Karyanya banyak menyuarakan tentang persoalan perempuan dalam kaitannya dengan urusan tubuh, domestik, budaya patriarki, dan berbagai persoalan lainnya.
Obituari bagi Putu Vivi Lestari ini menghadirkan bedah dan diskusi buku puisi “Ovulasi yang Gagal”, buku antologi puisi tunggalnya yang diterbitkan oleh Pustaka Ekspresi, 2017. Sebagai pembicara yakni Made Sujaya dan Puji Retno Hardiningtyas dipandu oleh Wayan Jengki Sunarta.
Acara dimaknai pula pemutaran video “Vivi di Mata Kawan-kawan”, musikalisasi puisi oleh Teater Cakrawala dan teaterisasi puisi oleh Teater Sangsaka, pembacaan puisi oleh Pranita Dewi, Dewi Pradewi, Wulan Saraswati, dan Muda Wijaya, serta orasi budaya oleh Wayan Juniartha, wartawan The Jakarta Post dan Ketua Program Indonesia UWRF.
Program Obituari ini ditandai pula acara testimoni dari rekan dan sahabat, yang merefleksikan kehangatan persahabatan serta pergaulan kreatif mereka selama ini.
Bentara Budaya Bali pernah menggelar acara Obituari bagi penyair Wayan Arthawa, pelukis Wahyoe Wijaya, kurator seni rupa Thomas Freitag, koreografer dan penari I Nyoman Sura, pematung I Ketut Muja, serta kartunis dan cerpenis I Wayan Sadha, aktor teater Kaseno, pelukis Tedja Suminar serta maestro tari Ida Bagus Oka Blangsinga.
Obituari adalah program penghormatan pada dedikasi, totalitas dan capaian para seniman lintas bidang, serta aktif membangun atmosfir pergaulan kreatif yang produktif, diantara melalui partisipasinya pada agenda seni budaya di Bentara Budaya Bali.
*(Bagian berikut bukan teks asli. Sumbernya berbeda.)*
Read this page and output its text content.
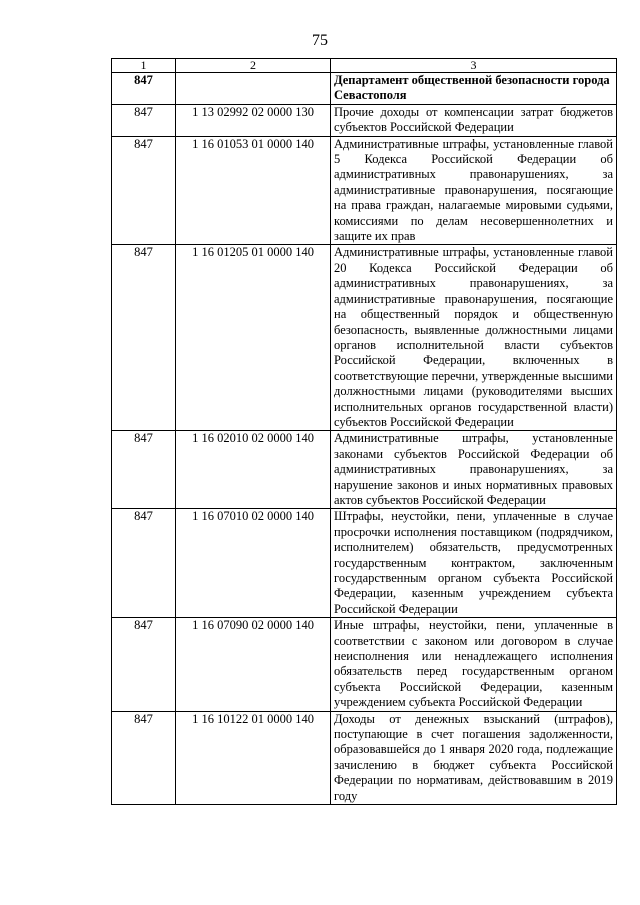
75
1	2	3
847		Департамент общественной безопасности города Севастополя
847	1 13 02992 02 0000 130	Прочие доходы от компенсации затрат бюджетов субъектов Российской Федерации
847	1 16 01053 01 0000 140	Административные штрафы, установленные главой 5 Кодекса Российской Федерации об административных правонарушениях, за административные правонарушения, посягающие на права граждан, налагаемые мировыми судьями, комиссиями по делам несовершеннолетних и защите их прав
847	1 16 01205 01 0000 140	Административные штрафы, установленные главой 20 Кодекса Российской Федерации об административных правонарушениях, за административные правонарушения, посягающие на общественный порядок и общественную безопасность, выявленные должностными лицами органов исполнительной власти субъектов Российской Федерации, включенных в соответствующие перечни, утвержденные высшими должностными лицами (руководителями высших исполнительных органов государственной власти) субъектов Российской Федерации
847	1 16 02010 02 0000 140	Административные штрафы, установленные законами субъектов Российской Федерации об административных правонарушениях, за нарушение законов и иных нормативных правовых актов субъектов Российской Федерации
847	1 16 07010 02 0000 140	Штрафы, неустойки, пени, уплаченные в случае просрочки исполнения поставщиком (подрядчиком, исполнителем) обязательств, предусмотренных государственным контрактом, заключенным государственным органом субъекта Российской Федерации, казенным учреждением субъекта Российской Федерации
847	1 16 07090 02 0000 140	Иные штрафы, неустойки, пени, уплаченные в соответствии с законом или договором в случае неисполнения или ненадлежащего исполнения обязательств перед государственным органом субъекта Российской Федерации, казенным учреждением субъекта Российской Федерации
847	1 16 10122 01 0000 140	Доходы от денежных взысканий (штрафов), поступающие в счет погашения задолженности, образовавшейся до 1 января 2020 года, подлежащие зачислению в бюджет субъекта Российской Федерации по нормативам, действовавшим в 2019 году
Selain menghadirkan kembali karya-karya unggul mereka juga akan ada bincan warisan kreativitas berikut sumbangsihnya pada kemajuan seni budaya.
Selain menulis, Vivi bekerja sebagai dosen di Fakultas Ekonomi dan Bisnis Universitas Udayana. Pada 2007, Vivi menikah dengan pelukis Ketut Endrawan. Mereka dikarunia dua anak. Pada tanggal 8 April 2017, Vivi menghembuskan nafas terakhir di RSUP Sanglah, Denpasar.
Puisi-puisi Vivi pernah dimuat di Kompas, Bali Post, Bali Echo, Suara Merdeka, Jurnal Kebudayaan Kalam, Jurnal PUISI, Majalah Coast Lines, Pikiran Rakyat, Majalah Sastra Horison, Media Indonesia, dan Jurnal Kebudayaan CAK.
Puisi-puisinya juga bisa dijumpai dalam sejumlah antologi bersama, antara lain Angin (Teater Angin, Denpasar, 1997), Ginanti Pelangi (Jineng Smasta, Tabanan, 1999), Art and Peace (Buratwangi, Denpasar, 2000), Karena Namaku Perempuan (FKY, 2005), Selendang Pelangi (Indonesia Tera, 2006), Herbarium: Antologi Puisi 4 Kota (Pustaka Pujangga, Lamongan, 2007), dan lain-lain.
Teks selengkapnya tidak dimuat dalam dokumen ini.